Tratamentos para doenças raras devem fazer a indústria farmacêutica modificar seu modelo de negócios

Por The Economist
Atualização:

Ao sair do instituto de genética do Ospedale San Raffaele, em Milão, as pessoas ainda estão nervosas. Passado algum tempo, muitas delas verão o dia em que seus filhos foram submetidos ao tratamento de terapia gênica desenvolvido pelos geneticistas do hospital como a bênção de um novo começo. Crianças que, em razão de um DNA defeituoso, antes estavam condenadas a ter vida uma curta, marcada pelo sofrimento, agora podem levar uma vida normal. Há não muito tempo, tratamentos capazes de curar doenças genéticas raras de crianças ou adultos eram apenas um sonho. Agora estão prestes a se tornar uma realidade comercial.

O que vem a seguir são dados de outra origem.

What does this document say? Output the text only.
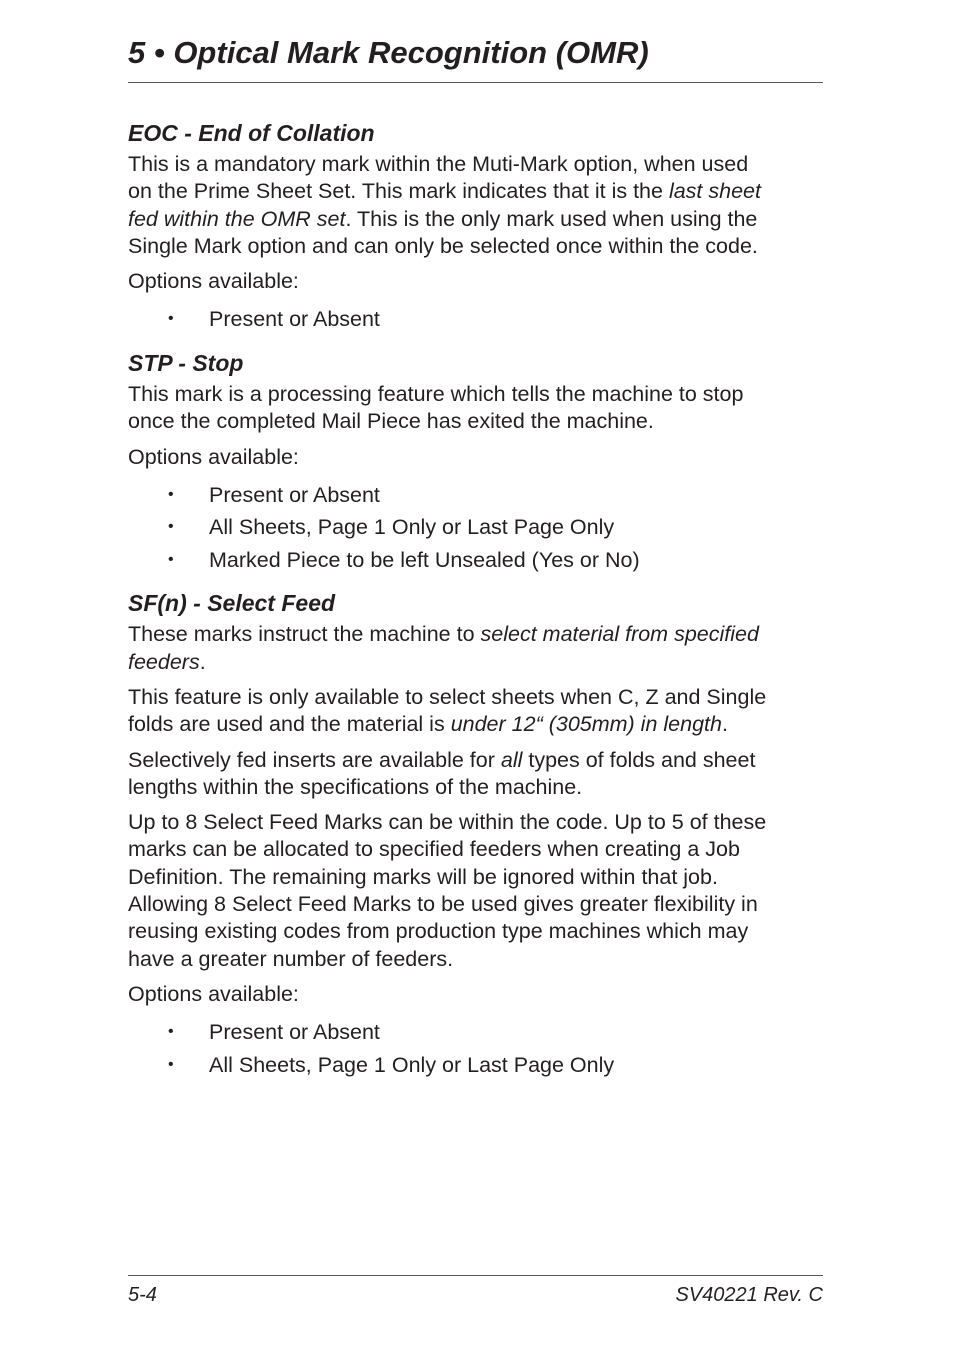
5 • Optical Mark Recognition (OMR)
EOC - End of Collation

This is a mandatory mark within the Muti-Mark option, when used
on the Prime Sheet Set. This mark indicates that it is the last sheet
fed within the OMR set. This is the only mark used when using the
Single Mark option and can only be selected once within the code.

Options available:

• Present or Absent
STP - Stop

This mark is a processing feature which tells the machine to stop
once the completed Mail Piece has exited the machine.

Options available:

• Present or Absent
• All Sheets, Page 1 Only or Last Page Only
• Marked Piece to be left Unsealed (Yes or No)
SF(n) - Select Feed

These marks instruct the machine to select material from specified
feeders.

This feature is only available to select sheets when C, Z and Single
folds are used and the material is under 12“ (305mm) in length.

Selectively fed inserts are available for all types of folds and sheet
lengths within the specifications of the machine.

Up to 8 Select Feed Marks can be within the code. Up to 5 of these
marks can be allocated to specified feeders when creating a Job
Definition. The remaining marks will be ignored within that job.
Allowing 8 Select Feed Marks to be used gives greater flexibility in
reusing existing codes from production type machines which may
have a greater number of feeders.

Options available:

• Present or Absent
• All Sheets, Page 1 Only or Last Page Only
5-4	SV40221 Rev. C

As terapias gênicas envolvem o implante de sequências saudáveis de DNA em células do paciente, com frequência por meio da utilização de um vírus que teve seu potencial patogênico neutralizado. Uma vez no interior da célula, o novo DNA produz a proteína que antes faltava e o defeito é corrigido. EM 21 de julho, a Food and Drug Administration (FDA), agência americana de vigilância sanitária, conferiu a chancela de “procedimento inovador”? criada para acelerar a aprovação de novos tratamentos de doenças graves ? a duas terapias gênicas.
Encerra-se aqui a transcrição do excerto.